Por enquanto, ficam suspensos as 50 ordens de mandados já redigidas pelo Tribunal e que começariam a ser entregues pelos oficiais de Justiça a partir de amanhã. A decisão foi tomada por Rosas na noite da última sexta-feira, depois de uma reunião do secretário da Fazenda, Giovani Gionédis, e do procurador geral do Estado, Luiz Carlos Caldas, com o advogado dos servidores, Cláudio Ribeiro, em Curitiba.
Para demover o juiz do TRT e o advogado dos servidores, o governo foi forçado a apresentar uma nova proposta. Bem superior a que propunha o parcelamento da dívida em 24 vezes, sem o reconhecimento da atualização dos valores dos precatórios. Agora, o governo promete pagar o débito em 10 vezes, concedendo um acréscimo que pode chegar a R$ 12 milhões. A primeira parcela, de R$ 3,5 milhões, pode ser paga já nos próximos dias. Os precatórios dos servidores locados na Fundação Teatro Guaíra e na administração direta terão uma negociação paralela e ficam fora do acordo a ser firmado.
Em troca do pagamento, os servidores com o crédito trabalhista terão de dar quitação definitiva do débito. O que os impede de entrar novamente na Justiça do Trabalho, alegando resíduos a serem pagos. Mesmo assim, acho que evoluímos muito na conversa. O bom senso falou mais alto, avalia o advogado Claudio Ribeiro, que amanhã apresenta a proposta aos servidores. Vou recomendar que aceitem, emenda.

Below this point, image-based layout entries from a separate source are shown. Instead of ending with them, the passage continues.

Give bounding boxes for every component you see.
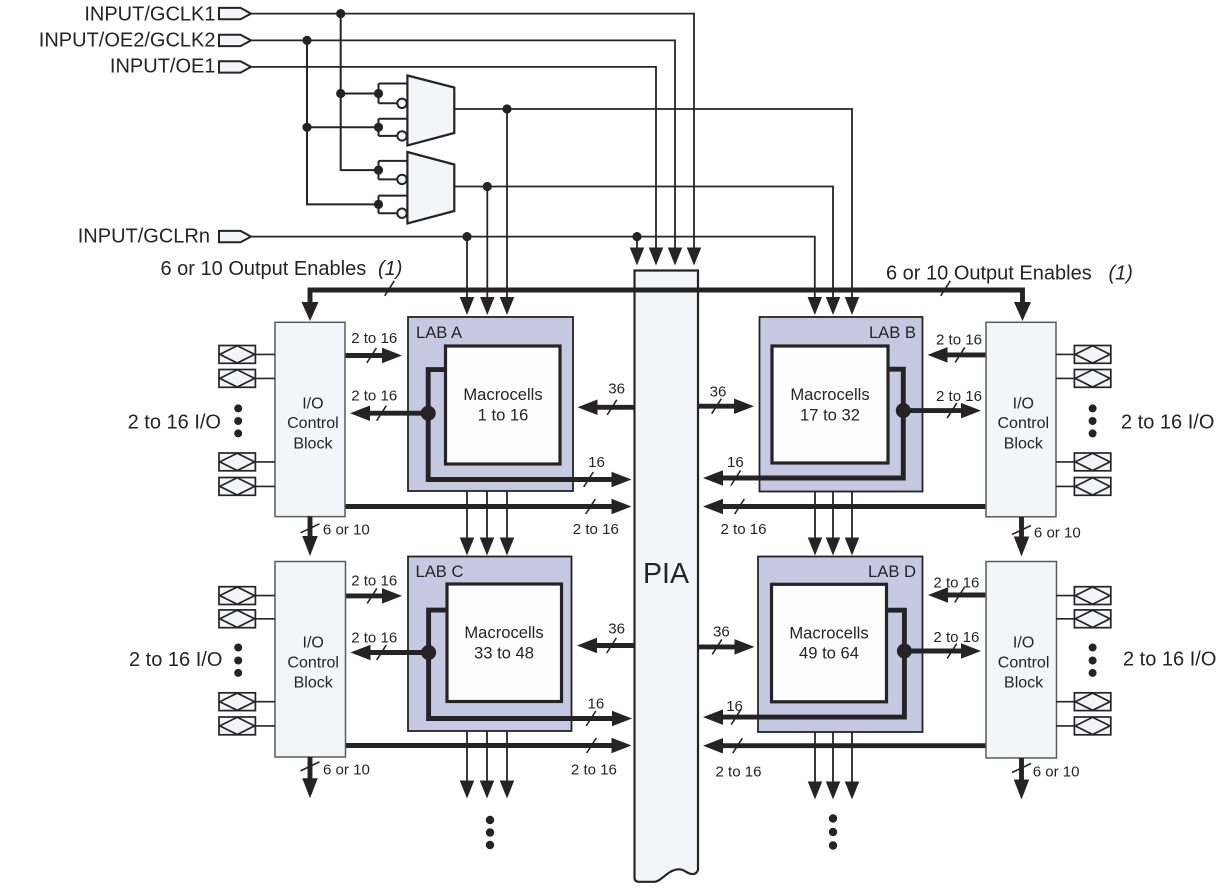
- svg-text:49 to 64: 49 to 64: [799, 644, 859, 663]
- svg-text:2 to 16: 2 to 16: [351, 388, 397, 405]
- svg-text:36: 36: [608, 620, 625, 637]
- svg-text:16: 16: [726, 698, 743, 715]
- svg-text:6 or 10: 6 or 10: [1034, 525, 1081, 542]
- svg-text:Macrocells: Macrocells: [789, 623, 868, 642]
- svg-text:1 to 16: 1 to 16: [478, 405, 529, 424]
- svg-text:2 to 16 I/O: 2 to 16 I/O: [128, 412, 221, 434]
- svg-text:2 to 16 I/O: 2 to 16 I/O: [1123, 649, 1216, 671]
- svg-text:36: 36: [710, 383, 727, 400]
- svg-text:6 or 10 Output Enables: 6 or 10 Output Enables: [886, 263, 1092, 285]
- svg-text:Block: Block: [1004, 435, 1044, 452]
- svg-text:16: 16: [588, 696, 605, 713]
- svg-text:2 to 16: 2 to 16: [351, 629, 397, 646]
- svg-text:LAB D: LAB D: [868, 562, 916, 581]
- svg-text:2 to 16: 2 to 16: [936, 388, 982, 405]
- svg-text:Control: Control: [998, 415, 1050, 432]
- svg-text:PIA: PIA: [643, 558, 689, 590]
- svg-text:6 or 10: 6 or 10: [323, 761, 370, 778]
- svg-text:17 to 32: 17 to 32: [800, 405, 860, 424]
- svg-text:2 to 16: 2 to 16: [933, 574, 979, 591]
- svg-text:INPUT/GCLRn: INPUT/GCLRn: [78, 225, 210, 247]
- svg-text:I/O: I/O: [1013, 635, 1034, 652]
- svg-text:Control: Control: [287, 415, 339, 432]
- svg-text:2 to 16: 2 to 16: [936, 331, 982, 348]
- svg-text:2 to 16: 2 to 16: [573, 521, 619, 538]
- svg-text:LAB C: LAB C: [416, 562, 464, 581]
- svg-text:6 or 10: 6 or 10: [1033, 764, 1080, 781]
- svg-text:Macrocells: Macrocells: [463, 385, 542, 404]
- svg-text:Macrocells: Macrocells: [464, 623, 543, 642]
- svg-text:2 to 16: 2 to 16: [933, 629, 979, 646]
- svg-text:16: 16: [727, 454, 744, 471]
- svg-text:2 to 16: 2 to 16: [721, 521, 767, 538]
- svg-text:2 to 16 I/O: 2 to 16 I/O: [129, 649, 222, 671]
- svg-text:LAB B: LAB B: [869, 323, 916, 342]
- svg-text:36: 36: [608, 381, 625, 398]
- svg-text:INPUT/OE1: INPUT/OE1: [110, 56, 216, 78]
- svg-text:2 to 16: 2 to 16: [351, 330, 397, 347]
- svg-text:INPUT/GCLK1: INPUT/GCLK1: [84, 3, 215, 25]
- svg-text:2 to 16: 2 to 16: [351, 572, 397, 589]
- svg-text:Macrocells: Macrocells: [790, 385, 869, 404]
- svg-text:2 to 16: 2 to 16: [571, 762, 617, 779]
- svg-text:Block: Block: [294, 675, 334, 692]
- svg-text:I/O: I/O: [1013, 395, 1034, 412]
- svg-text:Block: Block: [1004, 675, 1044, 692]
- svg-text:6 or 10: 6 or 10: [323, 522, 370, 539]
- svg-text:I/O: I/O: [303, 635, 324, 652]
- svg-text:LAB A: LAB A: [416, 323, 463, 342]
- svg-text:2 to 16: 2 to 16: [716, 764, 762, 781]
- svg-text:16: 16: [588, 454, 605, 471]
- svg-text:(1): (1): [1109, 263, 1133, 285]
- svg-text:33 to 48: 33 to 48: [474, 643, 534, 662]
- svg-text:6 or 10 Output Enables: 6 or 10 Output Enables: [161, 258, 367, 280]
- svg-text:(1): (1): [378, 258, 402, 280]
- svg-text:Control: Control: [998, 654, 1050, 671]
- svg-text:36: 36: [713, 624, 730, 641]
- svg-text:Control: Control: [287, 654, 339, 671]
- svg-text:INPUT/OE2/GCLK2: INPUT/OE2/GCLK2: [39, 30, 216, 52]
- svg-text:I/O: I/O: [302, 395, 323, 412]
- svg-text:Block: Block: [293, 435, 333, 452]
- svg-text:2 to 16 I/O: 2 to 16 I/O: [1121, 412, 1214, 434]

Ribeiro explica que as partes que não queiram aderir ao acordo poderão pedir a exclusão. A nossa decisão em negociar não muda em nada o pagamento dos precatórios que vencem neste ano (97), adianta. O advogado estuda ainda uma forma jurídica para simplificar o parcelamento. O TRT não tem condições de emitir tantos alvarás de pagamento por mês, explica.
O secretário da Fazenda, Giovani Gionédis, disse à Folha ontem que já acionou a sua equipe de técnicos para estudar a viabilidade econômica do acordo. Acho que temos condições de colocar um ponto final neste impasse, observa o secretário.